Tipe #2 - Wach you're speeling and gramma.
Which witch is which? Should I use two, to or too? Threw or through? Whether it's the construct or its usage, the English language has more variations that the weather. Proper use will make your article more readable, and therefore more enjoyable to read. A spell-checker is very handy, but be aware that most will not pick up grammatical mistakes. You'll probably never rid yourself entirely of typographical errors, but that doesn't mean that you shouldn't try.
Tip #3 - Take courses. Then watch lots of movies.
The two will go hand-in-hand. You can't possibly write decent reviews about films if all you know are Star Wars and X-Files. Expand you horizons! Think that Miyazaki is penultimate director of 'feel-good' flicks? Go back a few years, and check out what Frank Capra did with It's a Wonderful Life. Who does the best scene composition and dramatic lighting? Well, every animation company can learn from the original study in cinematography techniques: Orson Welles' Citizen Kane. Is Robot Carnival the ultimate example of art-house material? Think again - none of those anime directors can hold a candle to the likes of Bergman, Fellini, Scorcese or Kurosawa. Not only will you be able to write more intelligent reviews, but you'll have a grand old time discovering why some movies are called "classics."
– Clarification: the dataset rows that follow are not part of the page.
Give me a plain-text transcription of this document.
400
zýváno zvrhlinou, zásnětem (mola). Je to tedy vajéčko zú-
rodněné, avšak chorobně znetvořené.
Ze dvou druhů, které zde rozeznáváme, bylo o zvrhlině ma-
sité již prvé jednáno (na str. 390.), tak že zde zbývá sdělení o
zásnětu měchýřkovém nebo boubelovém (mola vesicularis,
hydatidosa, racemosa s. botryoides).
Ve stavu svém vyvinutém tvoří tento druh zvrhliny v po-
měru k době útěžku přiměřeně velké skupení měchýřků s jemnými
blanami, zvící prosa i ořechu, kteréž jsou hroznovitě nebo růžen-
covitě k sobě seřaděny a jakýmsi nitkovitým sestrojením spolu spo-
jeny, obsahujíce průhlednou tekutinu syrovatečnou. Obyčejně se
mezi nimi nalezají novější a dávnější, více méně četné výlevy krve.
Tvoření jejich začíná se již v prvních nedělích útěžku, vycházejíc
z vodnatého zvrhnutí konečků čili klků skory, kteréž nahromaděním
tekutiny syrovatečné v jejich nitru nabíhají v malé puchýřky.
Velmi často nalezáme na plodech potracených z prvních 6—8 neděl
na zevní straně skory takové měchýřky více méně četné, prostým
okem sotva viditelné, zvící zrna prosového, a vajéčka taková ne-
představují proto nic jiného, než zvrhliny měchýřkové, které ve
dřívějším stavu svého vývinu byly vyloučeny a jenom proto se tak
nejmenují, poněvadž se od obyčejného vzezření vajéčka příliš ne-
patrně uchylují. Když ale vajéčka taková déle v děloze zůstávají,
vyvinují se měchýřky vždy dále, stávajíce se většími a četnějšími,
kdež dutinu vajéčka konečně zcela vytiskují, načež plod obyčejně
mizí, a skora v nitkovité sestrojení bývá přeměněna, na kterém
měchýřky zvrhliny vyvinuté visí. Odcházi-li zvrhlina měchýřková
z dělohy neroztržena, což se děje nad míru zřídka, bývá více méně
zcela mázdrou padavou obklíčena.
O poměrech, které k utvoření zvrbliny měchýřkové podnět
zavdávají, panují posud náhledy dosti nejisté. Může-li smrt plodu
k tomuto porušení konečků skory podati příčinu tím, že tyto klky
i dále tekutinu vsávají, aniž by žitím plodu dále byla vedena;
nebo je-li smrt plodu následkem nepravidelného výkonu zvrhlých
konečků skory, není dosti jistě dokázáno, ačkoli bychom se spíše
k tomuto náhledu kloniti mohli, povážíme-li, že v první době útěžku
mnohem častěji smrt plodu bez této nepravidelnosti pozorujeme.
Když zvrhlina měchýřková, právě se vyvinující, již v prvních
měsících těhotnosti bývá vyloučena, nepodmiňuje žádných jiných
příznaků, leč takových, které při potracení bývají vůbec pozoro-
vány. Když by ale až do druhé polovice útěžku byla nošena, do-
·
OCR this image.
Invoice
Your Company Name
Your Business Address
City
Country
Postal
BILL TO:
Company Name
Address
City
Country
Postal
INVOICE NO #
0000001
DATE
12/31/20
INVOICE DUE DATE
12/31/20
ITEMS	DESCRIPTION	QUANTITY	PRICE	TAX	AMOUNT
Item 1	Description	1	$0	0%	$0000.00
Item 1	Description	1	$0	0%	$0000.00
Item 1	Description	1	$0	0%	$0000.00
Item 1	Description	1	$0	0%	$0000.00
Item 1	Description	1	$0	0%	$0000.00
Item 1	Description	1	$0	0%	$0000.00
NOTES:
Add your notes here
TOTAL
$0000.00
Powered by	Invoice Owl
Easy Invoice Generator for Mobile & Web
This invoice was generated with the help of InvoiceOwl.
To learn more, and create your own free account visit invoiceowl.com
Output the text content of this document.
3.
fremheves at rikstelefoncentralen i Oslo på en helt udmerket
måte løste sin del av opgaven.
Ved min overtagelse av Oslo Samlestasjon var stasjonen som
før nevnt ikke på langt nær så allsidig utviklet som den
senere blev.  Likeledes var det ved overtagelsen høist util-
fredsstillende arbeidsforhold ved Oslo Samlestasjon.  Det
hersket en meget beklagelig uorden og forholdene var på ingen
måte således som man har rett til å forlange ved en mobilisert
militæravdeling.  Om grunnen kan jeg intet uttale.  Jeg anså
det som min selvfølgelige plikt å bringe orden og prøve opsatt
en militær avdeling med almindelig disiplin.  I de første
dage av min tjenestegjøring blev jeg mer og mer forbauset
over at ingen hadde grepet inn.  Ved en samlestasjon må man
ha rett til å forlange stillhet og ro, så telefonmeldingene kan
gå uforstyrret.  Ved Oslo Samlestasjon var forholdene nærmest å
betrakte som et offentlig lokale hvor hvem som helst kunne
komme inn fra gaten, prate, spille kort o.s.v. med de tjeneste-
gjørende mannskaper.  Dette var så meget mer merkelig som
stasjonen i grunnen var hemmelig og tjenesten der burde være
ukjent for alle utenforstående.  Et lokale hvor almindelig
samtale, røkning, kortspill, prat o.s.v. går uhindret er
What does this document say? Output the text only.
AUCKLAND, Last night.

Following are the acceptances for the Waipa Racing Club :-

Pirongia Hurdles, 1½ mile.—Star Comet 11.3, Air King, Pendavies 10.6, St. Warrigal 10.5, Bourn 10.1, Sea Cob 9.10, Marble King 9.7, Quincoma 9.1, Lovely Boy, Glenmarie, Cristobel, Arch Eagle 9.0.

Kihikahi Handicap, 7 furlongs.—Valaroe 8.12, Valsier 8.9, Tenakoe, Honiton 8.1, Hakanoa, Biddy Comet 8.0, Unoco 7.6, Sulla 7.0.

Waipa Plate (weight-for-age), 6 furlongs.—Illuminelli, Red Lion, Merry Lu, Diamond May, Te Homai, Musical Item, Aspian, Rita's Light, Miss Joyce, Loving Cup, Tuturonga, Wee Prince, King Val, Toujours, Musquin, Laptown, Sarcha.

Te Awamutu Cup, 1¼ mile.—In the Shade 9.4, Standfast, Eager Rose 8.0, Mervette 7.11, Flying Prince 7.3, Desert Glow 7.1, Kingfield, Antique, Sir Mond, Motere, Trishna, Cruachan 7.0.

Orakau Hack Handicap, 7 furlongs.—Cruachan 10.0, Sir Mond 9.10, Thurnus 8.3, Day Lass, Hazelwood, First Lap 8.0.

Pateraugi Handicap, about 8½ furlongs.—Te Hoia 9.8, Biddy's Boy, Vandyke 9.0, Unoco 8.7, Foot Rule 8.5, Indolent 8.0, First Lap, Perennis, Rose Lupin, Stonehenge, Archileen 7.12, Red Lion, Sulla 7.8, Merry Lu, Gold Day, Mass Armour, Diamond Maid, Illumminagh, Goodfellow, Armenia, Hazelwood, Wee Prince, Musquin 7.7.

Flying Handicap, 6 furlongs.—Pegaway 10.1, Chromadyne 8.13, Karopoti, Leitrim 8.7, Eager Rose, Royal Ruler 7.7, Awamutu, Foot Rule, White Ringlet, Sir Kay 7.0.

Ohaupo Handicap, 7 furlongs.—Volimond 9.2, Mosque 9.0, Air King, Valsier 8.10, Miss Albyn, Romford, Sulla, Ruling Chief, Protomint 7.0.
What I found particularly insightful was being on the receiving end of a critique. Take a creative course of some kind, any kind... one that features some kind of critiquing session. It can be in drawing, filmaking or creative writing -- it doesn't matter. Being on the receiving end of a review, and understanding how the person came to the conclusion is an extremely valuable lesson in the review process.
Tip #4 - Research you subject matter.
Make sure that you back up your opinions with real facts -- otherwise, your opinions are basically worthless. Don't try passing off Big Trouble in Nekonlon, China as a serious martial arts film. Let's face it -- the writers aren't concerned about realism here. The movie is about as serious as it's namesake, Big Trouble in Little China. That doesn't mean that you should automatically discount these not-so-serious subjects. After all, a not-so-serious look at serious subjects is the very thing that breathes life into parodies.
Similarily, make sure that you back up your opinions with facts. What good is giving a show a 6 out of 10 star rating, if people don't know why, or even what constitutes a '10?'
Tip #5 - Be fair.
Don't like dubbed titles? That's fine. But don't unfairly handicap a show just because the subtitled version isn't available. Similarly, just because Carl Macek has a reputation for re-writing a production doesn't mean that you should discount everything he's done. For every Robotech that's out there, there's also a My Neighbor Totoro.
Tip #6 - Don't lecture (which is precisely what I'm doing in this essay!)
Nothing irks me more that being told what to think. Present ideas, and support them. But don't bother telling people that Akira is the be-all and end-all of Japanese animation -- you'll just chase them away from your site.
Tip #7 - Read other people's reviews... but only after you've written yours.
It's important to get other people's insights. They may have noticed details that you missed. But don't read the other reviews until you've finished yours. You'll be surprised at how easily a phrase from a well-written article embeds itself into your brain, to the point where your review will start looking like the one you just read. Paraphrasing doesn't work either -- if you steal someone else's review, it will invariably sound like someone else came up with the idea. Gain what you can from other people's efforts, but be original.
There. Now you know how I write my reviews. Now go out and write your own.